4. Os governos do Oriente Médio que são nominalmente aliados dos EUA estão fazendo jogo duplo. Ainda é mais fácil e mais popular para esses governos incentivar a rebelião contra a América no Iraque, ou contra Israel na Cisjordânia, do que adotar um programa de reformas apoiado pelos americanos que poderia sair pela culatra, como demonstram os recentes acontecimentos na Síria.
Hala Mustafa, uma escritora e intelectual egípcia, disse que seu acesso à televisão egípcia foi bloqueado depois que ela deixou "de aceitar o estereótipo antiamericano". Ela acrescentou: "Se você é pró-americano, sofre todo tipo de pressão. O regime o considera um estorvo".
Os muçulmanos moderados recebem pouco ou nenhum incentivo de seus governos ou da mídia para se manifestar contra os jihadistas antiocidentais. A família real saudita pode chamar a al Qaeda de "loucura e mal", mas seu dinheiro ajudou a criá-la e seu poder continua inseparável de um Islã fundamentalista cujas correntes antiocidentais são fortes.
5. Décadas de repressão causaram a despolitização de muitas sociedades árabes. As pessoas são passivas. Elas não acreditam que ao levantar a voz ou ir às ruas podem fazer diferença. Elas são suscetíveis a teorias da conspiração, principalmente as que demonizam a América. A islamização, explorada sob várias formas por muitos regimes, incentivou essa tendência. Nas sociedades dadas por Deus, em oposição às feitas pelo homem, o indivíduo tem pouco peso.

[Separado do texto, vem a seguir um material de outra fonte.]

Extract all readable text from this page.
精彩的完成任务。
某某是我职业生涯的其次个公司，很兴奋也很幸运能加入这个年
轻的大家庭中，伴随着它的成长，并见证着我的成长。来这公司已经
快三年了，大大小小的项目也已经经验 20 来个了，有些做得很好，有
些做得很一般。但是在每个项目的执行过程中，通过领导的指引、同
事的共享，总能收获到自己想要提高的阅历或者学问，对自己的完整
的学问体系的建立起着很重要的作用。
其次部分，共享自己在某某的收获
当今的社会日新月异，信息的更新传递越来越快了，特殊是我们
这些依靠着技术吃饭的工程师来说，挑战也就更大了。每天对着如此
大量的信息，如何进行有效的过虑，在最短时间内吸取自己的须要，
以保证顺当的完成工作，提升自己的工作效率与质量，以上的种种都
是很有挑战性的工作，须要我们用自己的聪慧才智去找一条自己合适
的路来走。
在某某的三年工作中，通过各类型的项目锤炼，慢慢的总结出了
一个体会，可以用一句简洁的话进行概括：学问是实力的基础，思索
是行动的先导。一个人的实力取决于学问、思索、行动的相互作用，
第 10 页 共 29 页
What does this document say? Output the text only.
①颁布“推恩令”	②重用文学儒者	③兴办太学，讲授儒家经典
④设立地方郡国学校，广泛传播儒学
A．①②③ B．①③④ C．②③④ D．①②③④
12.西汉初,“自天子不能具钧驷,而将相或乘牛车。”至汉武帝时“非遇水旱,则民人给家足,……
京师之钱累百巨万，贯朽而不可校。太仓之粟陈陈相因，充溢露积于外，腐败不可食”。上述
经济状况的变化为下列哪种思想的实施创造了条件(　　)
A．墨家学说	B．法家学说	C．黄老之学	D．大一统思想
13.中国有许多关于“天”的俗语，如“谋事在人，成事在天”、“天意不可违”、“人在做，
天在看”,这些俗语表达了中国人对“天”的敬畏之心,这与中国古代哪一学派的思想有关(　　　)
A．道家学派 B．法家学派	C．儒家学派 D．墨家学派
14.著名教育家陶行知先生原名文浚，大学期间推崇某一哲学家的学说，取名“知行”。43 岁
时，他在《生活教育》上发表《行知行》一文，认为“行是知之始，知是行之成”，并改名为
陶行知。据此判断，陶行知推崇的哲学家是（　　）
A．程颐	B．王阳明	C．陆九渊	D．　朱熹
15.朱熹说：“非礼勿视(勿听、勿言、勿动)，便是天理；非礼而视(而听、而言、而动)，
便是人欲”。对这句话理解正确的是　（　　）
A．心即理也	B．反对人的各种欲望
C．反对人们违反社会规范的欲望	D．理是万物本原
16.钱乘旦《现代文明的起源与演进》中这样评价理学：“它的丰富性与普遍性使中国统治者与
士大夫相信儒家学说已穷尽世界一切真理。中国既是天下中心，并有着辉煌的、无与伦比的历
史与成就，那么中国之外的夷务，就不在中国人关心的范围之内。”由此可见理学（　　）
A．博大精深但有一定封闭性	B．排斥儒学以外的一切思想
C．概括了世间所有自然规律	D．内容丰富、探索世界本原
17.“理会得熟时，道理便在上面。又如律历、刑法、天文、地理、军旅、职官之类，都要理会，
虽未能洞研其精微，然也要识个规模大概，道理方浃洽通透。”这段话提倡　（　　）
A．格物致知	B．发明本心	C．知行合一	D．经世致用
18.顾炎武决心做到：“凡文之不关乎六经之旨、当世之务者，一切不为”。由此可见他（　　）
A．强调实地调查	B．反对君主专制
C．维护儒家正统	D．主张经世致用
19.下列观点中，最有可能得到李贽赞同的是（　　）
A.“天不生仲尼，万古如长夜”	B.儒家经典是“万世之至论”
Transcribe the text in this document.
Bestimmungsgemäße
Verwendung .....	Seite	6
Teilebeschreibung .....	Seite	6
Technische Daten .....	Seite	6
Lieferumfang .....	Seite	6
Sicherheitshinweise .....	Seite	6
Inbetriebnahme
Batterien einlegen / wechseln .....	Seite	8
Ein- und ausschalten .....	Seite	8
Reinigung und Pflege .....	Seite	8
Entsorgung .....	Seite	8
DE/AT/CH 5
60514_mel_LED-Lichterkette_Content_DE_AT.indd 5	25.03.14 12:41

6. Há um sentido de humilhação generalizado no mundo árabe, alimentado pelas vitórias de Israel, a invasão americana ao Iraque, a história da colonização ocidental e os fracassos econômicos e culturais registrados pela ONU em diversos Relatórios de Desenvolvimento Humano no mundo árabe. A outra face da humilhação é a beligerância; a outra face da miséria é a busca pelo orgulho recuperado. Nesse contexto, os jihadistas que preferem morrer a perder a dignidade são considerados salvadores de algum vestígio da honra árabe e islâmica.
7. O modernismo ocidental conquistador, com sua parcela de arrogância e preconceito, é amplamente rejeitado como identidade pelos jovens muçulmanos. Quando o primeiro-ministro italiano, Silvio Berlusconi, disse que a civilização ocidental é superior à civilização islâmica, foi considerado um retrato da opinião dominante.
De maneira parecida, quando o presidente George W. Bush falou em "cruzada", os muçulmanos pensaram estar ouvindo a verdade por trás das invasões. Sua reação foi abraçar o Islã como alternativa cultural autêntica ao Ocidente e, em casos extremos, decidir combater o Ocidente com bombas.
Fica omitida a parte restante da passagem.